Concernant le nombre, je ne pourrais pas vous dire précisément mais, pour vous donner un ordre de grandeur, je dirais qu’il y a entre deux et cinq nouvelles pétitions par jour. Nous ne mettons aucun filtre. Cela signifie que n’importe qui peut publier un texte. En revanche, il nous est arrivé de réagir en cas de dérives, de retirer certaines pétitions qui posaient problème, après plusieurs interventions d’avocats par exemple. Mais généralement nous ne prenons aucune position quant au contenu des textes. Contrairement à certaines autres plateformes, nous restons spectateurs et n’offrons aucun service d’accompagnement sauf exception. Celui qui le souhaite doit, ensuite, prendre son bâton de pèlerin et aller présenter sa requête auprès des autorités compétentes, à condition que celle-ci ait récolté un certain nombre de signatures (à la Commission européenne, le seuil est fixé à un million de signatures).
Les différents niveaux de pouvoir reconnaissent en effet un droit de pétition (ce sera le cas aussi au Parlement bruxellois dès l’automne prochain, moyennant 5 000 signatures). A l’échelon européen, la commission des pétitions du Parlement se réunit ce jeudi. A son ordre du jour, cinq pétitions "à débattre" et plus de cent autres qu’il est proposé "de clore". Il semble que très peu, même avec un grand nombre de signatures, arrive ne fût-ce qu’au stade du débat ?
Les signatures garantissent seulement que la pétition soit mise à l’ordre du jour. Ensuite, effectivement, elle peut être rapidement clôturée.
Votre outil à vous existe-t-il depuis longtemps ?
La plateforme a été installée voici une dizaine d’années. Elle avait fait parler d’elle en août 2008, quand une pétition pour l’unité de la Belgique (c’était notre 400e) avait récolté entre 450 000 et 500 000 signatures. Après, on ne peut pas dire qu’elle ait réellement obtenu une avancée concrète. Ce fut juste une excellente vitrine.

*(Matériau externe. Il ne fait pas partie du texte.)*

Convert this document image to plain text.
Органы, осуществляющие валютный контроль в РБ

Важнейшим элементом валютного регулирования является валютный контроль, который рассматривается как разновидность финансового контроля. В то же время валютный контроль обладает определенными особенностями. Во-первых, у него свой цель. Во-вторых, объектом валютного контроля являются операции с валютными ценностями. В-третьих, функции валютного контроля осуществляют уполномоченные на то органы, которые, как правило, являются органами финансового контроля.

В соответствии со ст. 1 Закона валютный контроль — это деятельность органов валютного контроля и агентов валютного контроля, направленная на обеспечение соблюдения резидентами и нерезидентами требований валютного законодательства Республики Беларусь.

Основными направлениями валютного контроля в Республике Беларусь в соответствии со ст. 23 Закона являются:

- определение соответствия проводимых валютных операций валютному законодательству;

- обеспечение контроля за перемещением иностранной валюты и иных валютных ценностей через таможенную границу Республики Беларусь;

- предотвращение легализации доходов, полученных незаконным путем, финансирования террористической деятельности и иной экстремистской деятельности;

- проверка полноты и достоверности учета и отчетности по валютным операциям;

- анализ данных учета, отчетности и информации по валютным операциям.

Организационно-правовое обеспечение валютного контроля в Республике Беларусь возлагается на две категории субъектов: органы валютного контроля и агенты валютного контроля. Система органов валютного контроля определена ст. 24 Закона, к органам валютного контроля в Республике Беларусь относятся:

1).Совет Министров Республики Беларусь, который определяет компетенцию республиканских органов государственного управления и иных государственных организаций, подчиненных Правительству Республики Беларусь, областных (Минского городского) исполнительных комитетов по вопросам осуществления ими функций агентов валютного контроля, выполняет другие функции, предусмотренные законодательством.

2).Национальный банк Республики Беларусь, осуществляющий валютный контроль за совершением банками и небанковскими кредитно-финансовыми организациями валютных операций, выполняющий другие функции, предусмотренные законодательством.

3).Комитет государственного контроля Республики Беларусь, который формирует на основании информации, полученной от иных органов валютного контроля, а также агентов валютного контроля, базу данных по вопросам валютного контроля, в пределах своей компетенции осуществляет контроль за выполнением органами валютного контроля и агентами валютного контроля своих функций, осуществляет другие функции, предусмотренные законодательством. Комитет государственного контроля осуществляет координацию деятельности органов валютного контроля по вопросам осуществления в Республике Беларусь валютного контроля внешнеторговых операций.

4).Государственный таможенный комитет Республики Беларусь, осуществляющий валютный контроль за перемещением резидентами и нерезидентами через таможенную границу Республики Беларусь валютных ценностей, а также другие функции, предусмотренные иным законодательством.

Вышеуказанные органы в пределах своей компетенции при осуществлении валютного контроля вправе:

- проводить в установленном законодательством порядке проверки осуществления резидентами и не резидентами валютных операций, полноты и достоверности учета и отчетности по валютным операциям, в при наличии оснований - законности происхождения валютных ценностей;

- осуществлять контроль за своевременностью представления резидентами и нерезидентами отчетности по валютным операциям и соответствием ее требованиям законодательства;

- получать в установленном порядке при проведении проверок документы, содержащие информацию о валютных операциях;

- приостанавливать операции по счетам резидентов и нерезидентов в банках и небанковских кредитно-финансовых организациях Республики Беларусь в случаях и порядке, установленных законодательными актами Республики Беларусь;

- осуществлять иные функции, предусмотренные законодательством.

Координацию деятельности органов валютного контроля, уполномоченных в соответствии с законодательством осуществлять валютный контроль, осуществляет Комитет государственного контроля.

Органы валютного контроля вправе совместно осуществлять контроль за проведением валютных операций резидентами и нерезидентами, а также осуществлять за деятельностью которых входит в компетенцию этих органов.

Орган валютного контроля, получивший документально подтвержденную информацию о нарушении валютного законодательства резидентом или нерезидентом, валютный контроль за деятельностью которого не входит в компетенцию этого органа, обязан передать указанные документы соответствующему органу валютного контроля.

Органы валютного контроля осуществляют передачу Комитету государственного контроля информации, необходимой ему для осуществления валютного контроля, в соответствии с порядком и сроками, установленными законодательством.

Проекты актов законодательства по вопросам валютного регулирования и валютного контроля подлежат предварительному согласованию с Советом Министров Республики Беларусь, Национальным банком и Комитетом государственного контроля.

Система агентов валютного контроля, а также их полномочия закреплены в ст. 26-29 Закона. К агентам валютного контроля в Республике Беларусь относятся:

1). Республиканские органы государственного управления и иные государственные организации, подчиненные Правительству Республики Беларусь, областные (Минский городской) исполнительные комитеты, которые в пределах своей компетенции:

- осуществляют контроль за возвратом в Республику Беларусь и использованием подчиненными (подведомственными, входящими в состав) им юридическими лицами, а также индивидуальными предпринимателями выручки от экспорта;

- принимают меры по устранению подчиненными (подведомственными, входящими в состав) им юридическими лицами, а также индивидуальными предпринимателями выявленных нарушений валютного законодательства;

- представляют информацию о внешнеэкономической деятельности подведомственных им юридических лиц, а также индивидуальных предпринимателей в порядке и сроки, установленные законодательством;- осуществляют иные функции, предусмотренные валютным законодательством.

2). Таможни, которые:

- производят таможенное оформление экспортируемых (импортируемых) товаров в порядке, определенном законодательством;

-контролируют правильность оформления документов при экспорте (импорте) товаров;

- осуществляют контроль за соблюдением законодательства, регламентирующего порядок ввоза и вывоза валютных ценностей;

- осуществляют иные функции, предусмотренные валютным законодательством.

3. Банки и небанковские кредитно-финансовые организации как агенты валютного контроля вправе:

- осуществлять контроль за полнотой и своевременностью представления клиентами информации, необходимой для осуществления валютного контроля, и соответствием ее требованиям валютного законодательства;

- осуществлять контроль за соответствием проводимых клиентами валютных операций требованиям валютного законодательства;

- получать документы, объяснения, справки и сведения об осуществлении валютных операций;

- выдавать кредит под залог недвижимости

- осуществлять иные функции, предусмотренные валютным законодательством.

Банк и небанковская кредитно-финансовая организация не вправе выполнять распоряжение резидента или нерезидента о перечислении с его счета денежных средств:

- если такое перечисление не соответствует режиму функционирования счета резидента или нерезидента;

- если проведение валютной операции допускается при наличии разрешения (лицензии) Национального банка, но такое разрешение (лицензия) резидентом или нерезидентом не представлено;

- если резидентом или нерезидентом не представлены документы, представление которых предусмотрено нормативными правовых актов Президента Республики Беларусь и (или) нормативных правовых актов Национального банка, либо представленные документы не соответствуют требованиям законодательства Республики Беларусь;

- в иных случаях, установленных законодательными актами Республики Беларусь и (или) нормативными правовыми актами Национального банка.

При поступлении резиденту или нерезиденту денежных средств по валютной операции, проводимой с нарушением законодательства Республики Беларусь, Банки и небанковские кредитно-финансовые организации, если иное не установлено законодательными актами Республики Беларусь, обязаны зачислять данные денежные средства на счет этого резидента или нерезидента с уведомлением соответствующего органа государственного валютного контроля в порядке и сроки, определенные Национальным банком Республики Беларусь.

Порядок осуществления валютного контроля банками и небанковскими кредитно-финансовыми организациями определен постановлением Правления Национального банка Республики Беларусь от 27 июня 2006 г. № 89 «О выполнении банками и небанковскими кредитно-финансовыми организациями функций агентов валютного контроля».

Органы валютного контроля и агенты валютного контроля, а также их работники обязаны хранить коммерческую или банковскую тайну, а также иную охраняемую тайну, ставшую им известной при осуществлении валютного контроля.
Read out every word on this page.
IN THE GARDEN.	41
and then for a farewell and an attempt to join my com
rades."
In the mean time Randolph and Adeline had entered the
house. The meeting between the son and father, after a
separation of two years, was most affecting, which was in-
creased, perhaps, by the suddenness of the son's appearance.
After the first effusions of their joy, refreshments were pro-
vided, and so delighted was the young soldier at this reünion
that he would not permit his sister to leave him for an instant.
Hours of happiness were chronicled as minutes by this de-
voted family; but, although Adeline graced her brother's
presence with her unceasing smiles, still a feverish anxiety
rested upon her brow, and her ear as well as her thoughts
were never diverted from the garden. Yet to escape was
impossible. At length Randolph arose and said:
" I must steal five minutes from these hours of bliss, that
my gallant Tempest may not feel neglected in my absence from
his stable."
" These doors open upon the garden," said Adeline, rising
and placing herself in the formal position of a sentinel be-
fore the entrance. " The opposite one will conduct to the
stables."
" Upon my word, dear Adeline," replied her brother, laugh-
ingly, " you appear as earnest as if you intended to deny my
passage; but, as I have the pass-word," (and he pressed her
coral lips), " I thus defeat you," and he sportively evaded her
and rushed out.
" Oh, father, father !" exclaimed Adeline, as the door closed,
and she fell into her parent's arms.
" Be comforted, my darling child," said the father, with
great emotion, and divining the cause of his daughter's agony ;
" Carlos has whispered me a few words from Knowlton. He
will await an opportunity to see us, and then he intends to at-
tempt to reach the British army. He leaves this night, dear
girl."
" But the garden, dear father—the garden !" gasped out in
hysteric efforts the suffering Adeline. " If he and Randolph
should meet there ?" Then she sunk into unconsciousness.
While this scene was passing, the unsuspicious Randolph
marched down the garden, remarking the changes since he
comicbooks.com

Les pétitions que vous voyez passer obtiennent-elles gain de cause ?
C’est plutôt rare. Celles qui ont le plus de résultats sont des pétitions très locales. Je me souviens du sauvetage du cinéma Plaza Art, à Mons en 2012. Il faut dire que les auteurs du texte avaient eu l’intelligence de poster le texte peu avant les élections… Je soupçonne que cela a dû aider. Classiquement, on constate d’ailleurs une recrudescence de pétitions locales juste avant les élections. Sinon, la pétition qui a le mieux fonctionné l’an passé soutenait le producteur de fromage de Herve (25 000 signatures). Il a obtenu beaucoup de presse mais a fini par renoncer. Puis, plus récemment, le soutien exprimé (15 000 signatures) au militaire qui avait fait son shopping en service. Quelques jours de buzz puis il a disparu. En ce moment, il y a celle qui réclame qu’un immeuble XIXe soit protégé à Etterbeek. Mais si on veut arriver à faire changer les choses avec une pétition, il faut être extrêmement doué en communication.
A la lecture des sujets défendus sur les plateformes du genre de la vôtre, et sans juger de l’importance des sujets faute d’avoir étudié les dossiers, certaines revendications semblent ridicules… Cela ne décrédibilise-t-il pas l’outil ?
Nous avons à peu près 10 % de signatures crédibles. Il y a même, parfois, des pétitions qui ne sont signées par personne, pas même par leur auteur ! Tenez, celle-ci : une pétition pour sensibiliser les oiseaux à la fermer entre 22h et 7h du matin, de mi-avril à mi-septembre. Je soupçonne que ce soit une blague… Il est vrai qu’un certain amateurisme peut entamer le sérieux de la pétition en tant qu’outil de changement.